Ils ont opté pour un changement de régime, en appelant à l’éviction de Netanyahou et de ses acolytes pour donner l’impression d’un changement. Toutefois, ce changement est essentiellement esthétique et, compte tenu de la réalité actuelle du projet et de ses racines coloniales, il ne s’attaque pas tant au problème de fond qu’aux pires excès qui en découlent. En substance, cette nouvelle tactique déplace l’analyse du projet vers un seul gouvernement ou fonctionnaire de premier plan, absolvant le projet lui-même dans une tentative de préserver sa légitimité.

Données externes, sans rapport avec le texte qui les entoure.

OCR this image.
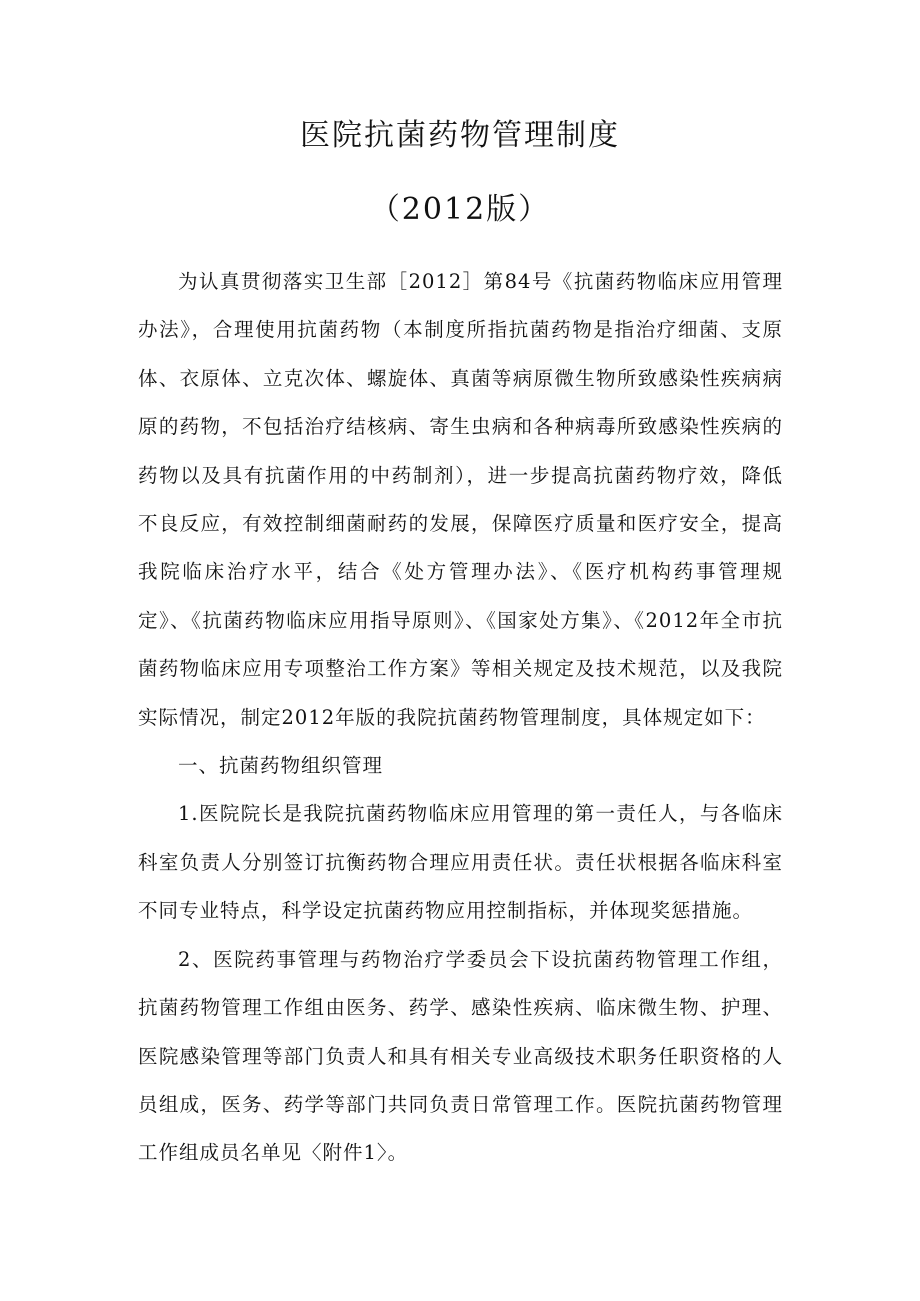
医院抗菌药物管理制度
（2012版）

为认真贯彻落实卫生部［2012］第84号《抗菌药物临床应用管理办法》，合理使用抗菌药物（本制度所指抗菌药物是指治疗细菌、支原体、衣原体、立克次体、螺旋体、真菌等病原微生物所致感染性疾病病原的药物，不包括治疗结核病、寄生虫病和各种病毒所致感染性疾病的药物以及具有抗菌作用的中药制剂），进一步提高抗菌药物疗效，降低不良反应，有效控制细菌耐药的发展，保障医疗质量和医疗安全，提高我院临床治疗水平，结合《处方管理办法》、《医疗机构药事管理规定》、《抗菌药物临床应用指导原则》、《国家处方集》、《2012年全市抗菌药物临床应用专项整治工作方案》等相关规定及技术规范，以及我院实际情况，制定2012年版的我院抗菌药物管理制度，具体规定如下：

一、抗菌药物组织管理

1.医院院长是我院抗菌药物临床应用管理的第一责任人，与各临床科室负责人分别签订抗衡药物合理应用责任状。责任状根据各临床科室不同专业特点，科学设定抗菌药物应用控制指标，并体现奖惩措施。

2、医院药事管理与药物治疗学委员会下设抗菌药物管理工作组，抗菌药物管理工作组由医务、药学、感染性疾病、临床微生物、护理、医院感染管理等部门负责人和具有相关专业高级技术职务任职资格的人员组成，医务、药学等部门共同负责日常管理工作。医院抗菌药物管理工作组成员名单见〈附件1〉。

Le problème central du colonialisme sioniste est et a toujours été le colonialisme – la tentative de remplacement des Palestiniens par une population de colons dans le but d’établir une société distinctement différente au sommet d’une terre volée. Comme le suggère Patrick Wolfe, les colonies de peuplement comme ce qu’on appelle Israël possèdent une « logique d’élimination » inhérente, qui tente d’empêcher tout retour des peuples indigènes sur leurs terres et, en fin de compte, de les éliminer sous toutes les formes, à l’exception de la nostalgie. Il n’y a pas eu un seul gouvernement israélien au pouvoir ou une seule personnalité sioniste de premier plan qui n’ait, d’une manière ou d’une autre, défendu et promu ces objectifs fondamentaux.
Même avant la montée en puissance de l’actuelle droite israélienne, au lendemain de la guerre d’octobre 1973, le nettoyage ethnique et l’asservissement des Palestiniens étaient la pratique établie de la direction travailliste, autoproclamée « socialiste », du projet. Des centaines de milliers de Palestiniens ont été victimes d’un nettoyage ethnique de la part de ceux qui se présentaient comme étant de gauche. Il semble que, quelles que soient les divergences du régime en place concernant la gestion du projet, l’asservissement des Palestiniens a été un fil conducteur constant – et il continuera à l’être sous n’importe quel nouveau gouvernement israélien.
Il est de notre responsabilité, dans ce contexte, de rejeter l’idée qu’il existe un sionisme « correct », « acceptable », et encore moins un gouvernement sioniste, en Palestine. Aucun gouvernement colonial ne peut être véritablement « bon » pour le colonisé, qu’il soit travailliste, Likoud ou autre. C’est à nous de nous battre pour quelque chose de mieux.